Like the other day I had SO MUCH to do during my one day at home in an absolutely brutally busy week, processing milk and eggs and prepping for a big pot luck (and when you are bringing a lot of people to a pot luck, you ought to bring a lot of food!) and feeding us too, still in the middle of that I thought about how much easier it is with more of us to share the work. I might have been processing four gallons of milk, but I didn't have to milk. And the milker didn't have to milk alone. And we can spend an hour in the garden and get four beds prepped for transplanting. Or two hours and get half the corn and potatoes planted. And I don't even end up with a blister.
That doesn't mean it is easy living with so many people (sometimes my heart is blistered, or my ego), but it probably is easier to survive.
This political situation is batshit crazy. Batshit. Record corporate profits go untaxed. It takes many people working cooperatively to afford housing. People screaming "freedumb" are hell bent on oppressing anyone not like themselves, while they identify a seasonal coffee cup as oppressing them.
And "All Men Created Equal" is about to mean exclusively men. Again.
I don't know what to say to you. Except, read Gooseberries. Thank the Gods for gooseberries. Yes the real ones, out of which we will make fried pies next week in a wonderful quality time ritual. But also the metaphorical gooseberries. How does the hard, sour gooseberry become sweet?
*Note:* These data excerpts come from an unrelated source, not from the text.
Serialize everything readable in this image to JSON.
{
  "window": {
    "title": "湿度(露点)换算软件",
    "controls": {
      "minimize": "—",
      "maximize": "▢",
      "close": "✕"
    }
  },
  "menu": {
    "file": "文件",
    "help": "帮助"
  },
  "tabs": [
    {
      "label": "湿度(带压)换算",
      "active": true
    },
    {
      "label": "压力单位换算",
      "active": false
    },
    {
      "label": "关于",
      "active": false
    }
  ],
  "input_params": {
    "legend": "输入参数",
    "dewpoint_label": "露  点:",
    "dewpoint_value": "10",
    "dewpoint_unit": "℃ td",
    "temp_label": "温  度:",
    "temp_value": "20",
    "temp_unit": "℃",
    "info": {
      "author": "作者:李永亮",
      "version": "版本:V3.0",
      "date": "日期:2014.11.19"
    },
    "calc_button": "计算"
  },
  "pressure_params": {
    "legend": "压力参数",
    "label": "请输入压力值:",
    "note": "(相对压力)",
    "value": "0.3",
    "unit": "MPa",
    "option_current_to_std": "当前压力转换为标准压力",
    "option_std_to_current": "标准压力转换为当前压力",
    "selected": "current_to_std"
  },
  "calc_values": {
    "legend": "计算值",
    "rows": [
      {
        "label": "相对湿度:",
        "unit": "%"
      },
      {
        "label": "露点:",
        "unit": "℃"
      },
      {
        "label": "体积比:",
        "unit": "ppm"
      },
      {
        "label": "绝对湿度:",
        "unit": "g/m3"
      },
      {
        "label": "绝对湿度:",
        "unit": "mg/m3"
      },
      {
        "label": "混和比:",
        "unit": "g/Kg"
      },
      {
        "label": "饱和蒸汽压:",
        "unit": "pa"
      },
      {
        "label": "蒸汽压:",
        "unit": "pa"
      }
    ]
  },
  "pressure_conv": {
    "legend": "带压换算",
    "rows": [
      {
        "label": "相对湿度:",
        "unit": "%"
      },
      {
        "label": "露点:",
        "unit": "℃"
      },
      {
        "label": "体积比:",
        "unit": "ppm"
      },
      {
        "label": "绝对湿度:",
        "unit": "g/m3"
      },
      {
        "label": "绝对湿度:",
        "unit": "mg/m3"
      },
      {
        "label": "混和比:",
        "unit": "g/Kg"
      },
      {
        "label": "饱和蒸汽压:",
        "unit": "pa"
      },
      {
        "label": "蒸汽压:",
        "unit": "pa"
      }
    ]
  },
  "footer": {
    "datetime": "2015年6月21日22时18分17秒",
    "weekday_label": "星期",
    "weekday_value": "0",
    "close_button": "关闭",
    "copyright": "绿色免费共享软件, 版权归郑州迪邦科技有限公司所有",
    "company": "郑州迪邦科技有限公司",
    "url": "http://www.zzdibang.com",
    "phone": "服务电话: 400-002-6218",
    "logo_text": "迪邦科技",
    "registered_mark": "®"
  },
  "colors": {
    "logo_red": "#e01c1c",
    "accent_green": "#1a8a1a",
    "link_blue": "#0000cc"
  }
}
Our gooseberries have grown wild and threatened to take over the whole place, and when they do that, they don't even bear. The only cure is severely cut them, mow them, beat them back. And making them sweet takes the village of cutting them back, picking them which their thorns demand a blood sacrifice to surrender their fruit, cleaning out the stems from a seeming million tiny berries, and finally fashioning them into the art of the pie, whether baked or fried. Or once a chutney. And enjoyed en famille. EnJoyEd.